The Centers for Disease Control and Prevention released the study Friday.
“All
of this is very consistent,” CDC Director Dr. Rochelle Walensky said
during a White House briefing on Friday. “You have decreases in cases
and deaths when you wear masks, and you have increases in cases and
deaths when you have in-person restaurant dining.”
The
study was released just as some states are rescinding mask mandates and
restaurant limits. Earlier this week, Texas became the biggest state to lift its mask rule, joining a movement by many governors to loosen
COVID-19 restrictions despite pleas from health officials.
“It’s
a solid piece of work that makes the case quite strongly that in-person
dining is one of the more important things that needs to be handled if
you’re going to control the pandemic,” said William Hanage, a Harvard
University expert on disease dynamics who was not involved in the study.
The
new research builds on smaller CDC studies, including one that found
that people in 10 states who became infected in July were more likely to
have dined at a restaurant and another that found mask mandates in 10
states were associated with reductions in hospitalizations.
The
CDC researchers looked at U.S. counties placed under state-issued mask
mandates and at counties that allowed restaurant dining — both indoors
and at tables outside. The study looked at data from March through
December of last year.
The
scientists found that mask mandates were associated with reduced
coronavirus transmission, and that improvements in new cases and deaths
increased as time went on.
The
reductions in growth rates varied from half a percentage point to
nearly 2 percentage points. That may sound small, but the large number
of people involved means the impact grows with time, experts said.
“Each
day that growth rate is going down, the cumulative effect — in terms of
cases and deaths — adds up to be quite substantial,” said Gery Guy Jr.,
a CDC scientist who was the study’s lead author.
Reopening
restaurant dining was not followed by a significant increase in cases
and deaths in the first 40 days after restrictions were lifted. But
after that, there were increases of about 1 percentage point in the
growth rate of cases and — later — 2 to 3 percentage points in the
growth rate of deaths.
The
delay could be because restaurants didn’t re-open immediately and
because many customers may have been hesitant to dine in right after
restrictions were lifted, Guy said.
Also,
there’s always a lag between when people are infected and when they
become ill, and longer to when they end up in the hospital and die. In
the case of dining out, a delay in deaths can also be caused by the fact
that the diners themselves may not die, but they could get infected and
then spread it to others who get sick and die, Hanage said.

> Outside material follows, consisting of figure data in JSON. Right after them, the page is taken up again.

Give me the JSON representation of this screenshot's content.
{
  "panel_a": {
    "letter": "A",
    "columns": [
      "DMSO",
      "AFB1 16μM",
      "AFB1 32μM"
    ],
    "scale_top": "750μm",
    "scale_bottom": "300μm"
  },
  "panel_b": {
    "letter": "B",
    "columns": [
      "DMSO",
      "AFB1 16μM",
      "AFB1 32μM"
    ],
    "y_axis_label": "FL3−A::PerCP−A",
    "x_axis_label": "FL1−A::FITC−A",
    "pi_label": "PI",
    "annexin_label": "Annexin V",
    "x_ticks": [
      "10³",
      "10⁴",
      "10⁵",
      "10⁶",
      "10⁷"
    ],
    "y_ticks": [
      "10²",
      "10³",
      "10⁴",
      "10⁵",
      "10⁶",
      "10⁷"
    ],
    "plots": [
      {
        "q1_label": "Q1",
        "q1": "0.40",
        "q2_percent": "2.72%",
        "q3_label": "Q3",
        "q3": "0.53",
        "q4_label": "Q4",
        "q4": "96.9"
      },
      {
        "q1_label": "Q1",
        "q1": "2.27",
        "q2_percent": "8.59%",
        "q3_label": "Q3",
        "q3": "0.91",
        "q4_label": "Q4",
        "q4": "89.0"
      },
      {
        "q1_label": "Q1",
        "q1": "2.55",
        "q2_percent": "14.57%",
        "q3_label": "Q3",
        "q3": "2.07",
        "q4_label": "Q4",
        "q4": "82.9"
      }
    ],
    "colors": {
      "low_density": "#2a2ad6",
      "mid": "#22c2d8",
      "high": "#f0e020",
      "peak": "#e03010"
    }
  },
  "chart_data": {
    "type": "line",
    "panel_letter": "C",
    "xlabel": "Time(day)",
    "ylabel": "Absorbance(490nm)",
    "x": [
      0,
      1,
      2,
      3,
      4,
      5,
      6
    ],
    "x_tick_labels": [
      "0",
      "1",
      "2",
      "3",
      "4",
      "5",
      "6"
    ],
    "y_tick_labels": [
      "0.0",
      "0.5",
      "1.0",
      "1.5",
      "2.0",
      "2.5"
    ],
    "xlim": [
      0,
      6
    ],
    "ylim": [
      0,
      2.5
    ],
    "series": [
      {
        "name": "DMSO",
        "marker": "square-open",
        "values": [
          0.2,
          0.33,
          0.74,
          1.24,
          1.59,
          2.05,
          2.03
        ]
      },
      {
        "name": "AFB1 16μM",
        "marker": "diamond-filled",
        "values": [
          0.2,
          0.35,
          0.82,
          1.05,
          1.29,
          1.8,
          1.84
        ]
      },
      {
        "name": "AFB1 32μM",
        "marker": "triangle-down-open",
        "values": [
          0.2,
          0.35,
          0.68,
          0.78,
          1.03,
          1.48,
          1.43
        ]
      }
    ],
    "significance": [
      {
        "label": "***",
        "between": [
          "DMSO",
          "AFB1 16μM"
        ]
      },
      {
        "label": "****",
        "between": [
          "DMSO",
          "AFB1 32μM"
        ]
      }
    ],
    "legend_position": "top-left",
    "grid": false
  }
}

“What happens in a restaurant doesn’t stay in a restaurant,” he said.
CDC
officials stopped short of saying that on-premises dining needs to
stop. But they said if restaurants do open, they should follow as many
prevention measures as possible, like promoting outdoor dining, having
adequate indoor ventilation, masking employees and calling on customers
to wear masks whenever they aren’t eating or drinking.
The
study had limitations. For example, the researchers tried to make
calculations that accounted for other policies, such as bans on mass
gatherings or bar closures, that might influence case and death rates.
But the authors acknowledged that they couldn’t account for all possible
influences — such as school re-openings.
“It’s
always very, very hard to thoroughly nail down the causal
relationships,” Hanage said. “But when you take this gathered with all
the other stuff we know about the virus, it supports the message” of the
value of mask wearing and the peril of restaurant dining, he added.